Où l’on voit que des fois, Laurent Joffrin varie, dans sa perception du « rapport entre les écrits ou les paroles d’un côté, les actes de l’autre ».

1. Au mois de juillet 2011, Anders Behring Breivik assassine à Oslo plusieurs dizaines de ses compatriotes.

Il a rédigé, avant de perpétrer son crime, un interminable manifeste de plus de 1.500 pages, d’où ressort qu’il se voit comme un « révolutionnaire conservateur » en guerre contre le « politiquement correct », qu’il regarde comme une « idéologie totalitaire » dédiée à la subversion des « valeurs traditionnelles » - et qui d’après lui prépare, par sa « promotion du multiculturalisme », l’« islamisation de l’Europe ».

Juste après l’horrible tuerie d’Oslo : Laurent Joffrin, directeur du Nouvel Observateur, fait un éditorial où il (se) demande « qui a inspiré le tueur de Norvège », et dans lequel il commence par observer qu’

« Anders Behring Breivik, tout solitaire qu’il soit, tout déséquilibré qu’il puisse paraître, est aussi l’homme d’une époque, le symptôme d’une pathologie ; en un mot la première incarnation d’un spectre qui commence à hanter l’Europe ».
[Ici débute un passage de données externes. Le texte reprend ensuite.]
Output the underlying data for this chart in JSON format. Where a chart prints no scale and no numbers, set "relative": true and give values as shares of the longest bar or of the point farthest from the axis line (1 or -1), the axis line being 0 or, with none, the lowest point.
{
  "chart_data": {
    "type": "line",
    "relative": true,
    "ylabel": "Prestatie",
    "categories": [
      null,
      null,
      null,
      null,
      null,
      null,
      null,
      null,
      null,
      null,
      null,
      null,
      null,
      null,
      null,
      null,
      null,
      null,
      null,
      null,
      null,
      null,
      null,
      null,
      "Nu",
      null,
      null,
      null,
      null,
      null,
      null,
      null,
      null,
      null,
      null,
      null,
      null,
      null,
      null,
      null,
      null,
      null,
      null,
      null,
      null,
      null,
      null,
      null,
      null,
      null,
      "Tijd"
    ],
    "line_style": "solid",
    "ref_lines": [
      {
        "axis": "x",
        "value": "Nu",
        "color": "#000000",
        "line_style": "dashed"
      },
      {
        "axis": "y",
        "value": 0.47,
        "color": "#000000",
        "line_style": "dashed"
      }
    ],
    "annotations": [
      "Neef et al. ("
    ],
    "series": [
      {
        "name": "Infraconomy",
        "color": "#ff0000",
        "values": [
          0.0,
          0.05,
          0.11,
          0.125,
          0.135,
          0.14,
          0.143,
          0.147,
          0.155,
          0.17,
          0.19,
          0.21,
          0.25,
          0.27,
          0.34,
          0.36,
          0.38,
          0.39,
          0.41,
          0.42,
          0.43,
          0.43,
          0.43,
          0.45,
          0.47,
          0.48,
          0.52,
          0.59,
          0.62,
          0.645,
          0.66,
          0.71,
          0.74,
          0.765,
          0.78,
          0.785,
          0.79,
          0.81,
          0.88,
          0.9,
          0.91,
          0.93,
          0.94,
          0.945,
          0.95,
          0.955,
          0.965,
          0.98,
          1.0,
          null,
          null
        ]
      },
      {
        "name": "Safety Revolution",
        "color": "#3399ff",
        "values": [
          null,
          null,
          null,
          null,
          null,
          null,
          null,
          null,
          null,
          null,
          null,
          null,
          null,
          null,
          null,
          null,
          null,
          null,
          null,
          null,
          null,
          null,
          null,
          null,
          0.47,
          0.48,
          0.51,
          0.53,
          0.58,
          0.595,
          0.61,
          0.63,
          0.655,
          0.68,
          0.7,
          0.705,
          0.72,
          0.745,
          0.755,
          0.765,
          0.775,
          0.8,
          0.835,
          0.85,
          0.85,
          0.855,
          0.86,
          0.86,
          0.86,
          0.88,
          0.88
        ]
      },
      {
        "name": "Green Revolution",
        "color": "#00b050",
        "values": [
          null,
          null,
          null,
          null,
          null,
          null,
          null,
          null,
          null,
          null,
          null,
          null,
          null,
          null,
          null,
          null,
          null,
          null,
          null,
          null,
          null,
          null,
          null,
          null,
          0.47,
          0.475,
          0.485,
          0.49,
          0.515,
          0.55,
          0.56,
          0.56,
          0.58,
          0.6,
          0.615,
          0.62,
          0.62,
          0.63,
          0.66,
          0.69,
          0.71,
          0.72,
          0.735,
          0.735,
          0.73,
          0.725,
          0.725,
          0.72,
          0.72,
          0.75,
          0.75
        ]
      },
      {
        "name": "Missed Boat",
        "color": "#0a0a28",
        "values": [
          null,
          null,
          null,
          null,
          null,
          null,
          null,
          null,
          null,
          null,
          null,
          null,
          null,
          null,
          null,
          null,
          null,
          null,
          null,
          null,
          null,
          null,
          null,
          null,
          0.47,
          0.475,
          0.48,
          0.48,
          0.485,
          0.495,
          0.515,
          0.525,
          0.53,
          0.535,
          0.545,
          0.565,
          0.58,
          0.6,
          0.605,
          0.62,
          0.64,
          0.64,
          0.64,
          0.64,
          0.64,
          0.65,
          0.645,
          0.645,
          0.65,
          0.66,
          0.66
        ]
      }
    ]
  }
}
Ce constat n’est pas faux du tout, puisqu’effectivement, depuis de longues années : d’éminents clercs de médias se sont spécialisés dans la récitation d’une logorrhée un peu abrupte où le multiculturalisme est donné comme un prélude à l’islamisation du Vieux Continent - et dans laquelle la « bien-pensance » (qui est l’autre nom, chez ces gens-là, du politiquement correct) est systématiquement présentée comme une « tyrannie », ou un « terrorisme ».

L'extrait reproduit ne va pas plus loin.